For arrays where different policies exist effectively prioritizing higher portions of some LUN’s on higher tiers of storage (ie FAST VP with a gold policy of 100/100/100 and a silver policy of 5/100/100) would the recommendation still be to place the same congestion threshold on those LUN’s? My impression was it may be good practice to set a higher threshold on the silver policy and lower threshold on the gold policy. This is what EMC best practices state in fact.
Wasn’t sure if the recommendation above applied to any data residing on those shared pools or if it depended on whether different tiers were involved with multiple tiring policies.
I will qualify my response by saying that this is something which would need further testing. However, if you set a low threshold for gold, the I/O will be more aggressively throttled on the gold VMs than the silver VMs, which is unfair on the gold VMs (considering both gold and silver are backed by the same set of devices).
General consensus is that both gold and silver should have the same threshold. Do you have a reference to EMC documentation which recommends differently? Thanks.
Hi Cormac – Extremely delayed response 🙂 It used to be referenced in H2529 on page 219, but it appears newer versions of this document (link below) have since been updated to recommend not modifying the latency threshold, which would align with what you discussed in keeping them consistent.

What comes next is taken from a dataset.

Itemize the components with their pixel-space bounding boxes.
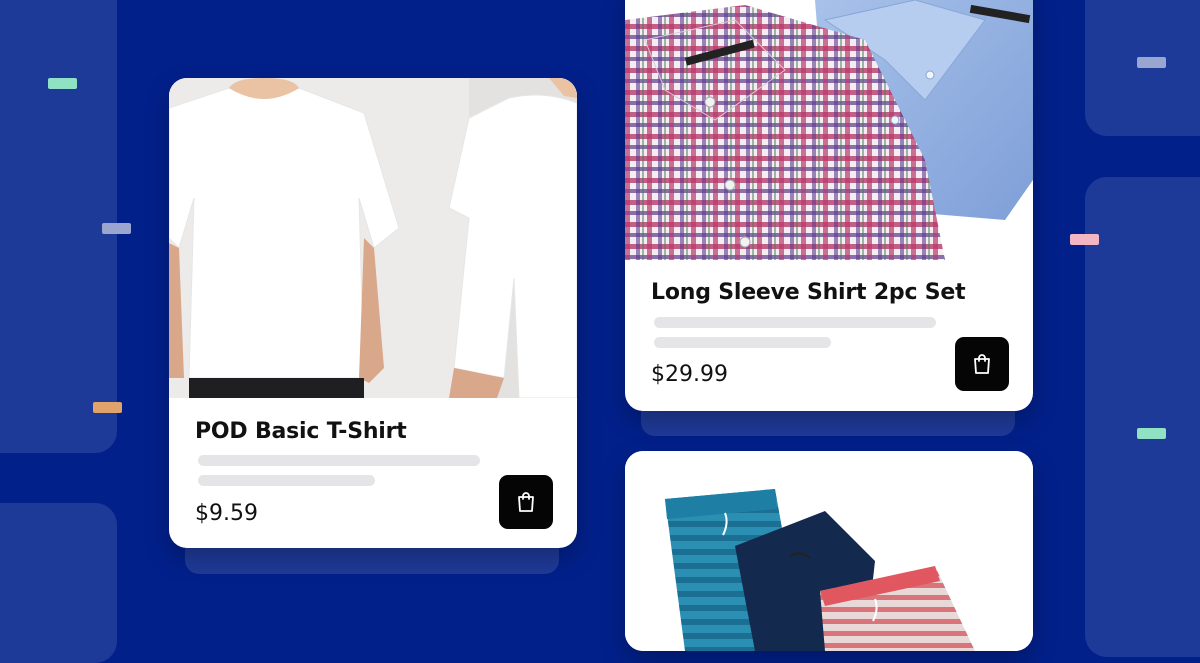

http://www.emc.com/collateral/hardware/solution-overview/h2529-vmware-esx-svr-w-symmetrix-wp-ldv.pdf
Cheers
Hi Cormac, is there a way to limit SIOC throttling when the latency gets to high on the array? We got a situation on vsphere 5.0 U1 where SIOC push the QD to 2 on several ESX because of a bad SAN array latency (>100ms). The QD was so small that the vm where almost frozen so we end up with an even worst behavior than without SIOC. Thanks for your great post BTW.